Three Supply Chain Risks and How to Address Them

Companies face three main sourcing supply chain risks: regulatory, brand erosion, and social compliance. Any one of these issues could lead to lost profits, product recalls, and customer erosion. At the same time, the longer the supply chain—with more levels of suppliers, disparate geographies, and other middle men, the more complex and challenging compliance becomes.

Here are some ways these issues can affect a company’s supply chain and how some best practices can mitigate them.

Corporate Social Responsibility

Adhering to ethical business practices is something any company should take seriously. Not only is failure to comply with regulations and ethical standards questionable from a moral point of view, it’s bad for the bottom line. Workplace conditions, child labor practices, production processes, and chemical/conflict mineral usage and sustainability, for example, are increasingly scrutinized by both consumers and governments—and failure to address these issues can result in fines, brand erosion, and lost customers.

Yet while audits (often extensive) are a cornerstone to most companies’ operations today, too often they are done manually or in Excel spreadsheets. This strategy requires many people, is error prone, and doesn’t connect the audit to the purchase order, so the sourcing department may not even know if there is a problem with a particular supplier or factory.

Instead, companies should have a centralized approach to compliance operations, with a collaboration portal where all parties have access to the information they need, from the sourcing department, which needs to know which purchase orders are in jeopardy of being noncompliant, to suppliers providing information on corrective actions they have taken to address an issue.

Regulatory Risk

Are your products safe? Are you doing business with a safe supplier or terrorists? Government regulations are ever increasing, placing additional burdens on monitoring, documenting, and remediating any violations. New laws regarding social responsibility and environmental impacts from production, such as chemicals in the production process, and doing business only with known, trusted partners and suppliers make the costs of noncompliance high.

To side-step potential problems companies must be completely transparent about how they do business along every stage of their supply chain process. They must evaluate facilities before doing business with a company and continue due diligence efforts throughout the production and supply chain process.
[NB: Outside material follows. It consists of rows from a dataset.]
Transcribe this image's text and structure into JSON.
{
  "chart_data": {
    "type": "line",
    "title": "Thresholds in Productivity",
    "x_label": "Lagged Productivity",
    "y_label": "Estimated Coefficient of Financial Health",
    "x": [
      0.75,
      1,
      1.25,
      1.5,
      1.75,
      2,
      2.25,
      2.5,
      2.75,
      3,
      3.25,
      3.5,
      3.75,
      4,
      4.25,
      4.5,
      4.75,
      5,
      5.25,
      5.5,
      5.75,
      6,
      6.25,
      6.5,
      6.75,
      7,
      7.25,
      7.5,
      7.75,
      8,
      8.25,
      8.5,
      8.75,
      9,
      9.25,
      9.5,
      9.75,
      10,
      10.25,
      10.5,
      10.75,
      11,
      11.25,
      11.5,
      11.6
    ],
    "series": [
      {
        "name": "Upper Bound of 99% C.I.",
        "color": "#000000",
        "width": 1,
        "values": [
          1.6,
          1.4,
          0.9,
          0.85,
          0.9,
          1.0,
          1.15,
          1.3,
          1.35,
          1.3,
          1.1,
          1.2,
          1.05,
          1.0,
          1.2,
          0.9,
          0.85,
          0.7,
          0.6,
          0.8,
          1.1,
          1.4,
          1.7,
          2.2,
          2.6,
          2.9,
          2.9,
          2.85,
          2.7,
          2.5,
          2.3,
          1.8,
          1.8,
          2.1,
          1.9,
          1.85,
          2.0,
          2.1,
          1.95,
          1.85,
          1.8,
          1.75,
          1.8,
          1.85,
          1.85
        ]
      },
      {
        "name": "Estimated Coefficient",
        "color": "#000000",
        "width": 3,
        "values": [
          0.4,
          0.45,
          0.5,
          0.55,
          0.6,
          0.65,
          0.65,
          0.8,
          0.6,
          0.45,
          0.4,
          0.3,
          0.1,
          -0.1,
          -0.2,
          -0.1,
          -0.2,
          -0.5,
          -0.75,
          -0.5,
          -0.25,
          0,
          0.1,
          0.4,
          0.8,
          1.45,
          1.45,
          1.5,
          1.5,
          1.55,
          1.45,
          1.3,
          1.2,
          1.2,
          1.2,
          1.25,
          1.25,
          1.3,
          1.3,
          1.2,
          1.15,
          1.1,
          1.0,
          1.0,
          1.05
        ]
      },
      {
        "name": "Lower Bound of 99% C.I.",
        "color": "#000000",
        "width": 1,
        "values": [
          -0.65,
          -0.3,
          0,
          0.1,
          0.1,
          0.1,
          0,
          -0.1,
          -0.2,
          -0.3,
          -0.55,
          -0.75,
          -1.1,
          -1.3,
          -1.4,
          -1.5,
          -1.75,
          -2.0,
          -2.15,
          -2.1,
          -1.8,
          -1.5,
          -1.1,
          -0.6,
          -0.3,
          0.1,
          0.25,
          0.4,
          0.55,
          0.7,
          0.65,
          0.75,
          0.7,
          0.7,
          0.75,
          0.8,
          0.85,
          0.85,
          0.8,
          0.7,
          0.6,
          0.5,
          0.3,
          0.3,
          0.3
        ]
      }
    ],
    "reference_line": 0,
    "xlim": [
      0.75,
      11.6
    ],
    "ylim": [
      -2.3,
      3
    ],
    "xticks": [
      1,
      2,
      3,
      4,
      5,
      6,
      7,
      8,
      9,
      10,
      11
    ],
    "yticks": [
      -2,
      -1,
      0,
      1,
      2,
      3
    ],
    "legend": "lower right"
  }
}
By centrally managing its compliance operations a company enables all relevant parties, both internal and external, to have access to a single version of the truth, increasing visibility, lowering errors and costs, and reduce noncompliance. For example, a company can send a test request and receive the results electronically. The results are reportable to all parties, which can then take corrective action if necessary. Audit results can be used to generate compliance certificates that will become part of the import/export filings.

In addition to supplier compliance, companies must also screen potential customers against restricted party lists, determine license requirements, perform import/export compliance checks, and generate international trade documents.

Brand Erosion

While a reputation can take years to build, it can be battered or ruined in a very short time. In fact, brand reputations are among the most prized assets major corporations have. And once brand images are tarnished it can take quite a while and a lot of effort to win back a positive image.

Today’s increasingly globalized market requires a strong brand to remain competitive. The best way to manage brand image is to avoid having issues occur in the first place. Adhering to product standards ensures products are produced ethically, safely, and profitably.

Standards compliance tests are usually done by third party labs and can be complex, thorough, and vary by country. Using a single information platform with automation technology allows all data necessary for standards compliance, such as audits, questions and linkage relationships, to be easily accessible, with fewer errors and at a lower cost than manual efforts.


In short, by enabling a holistic, integrated approach to managing global supplier risks, companies are able to minimize these risks; enforce codes of conduct and ethical sourcing to protect brand integrity; improve customer service levels; and reduce global supply chain costs.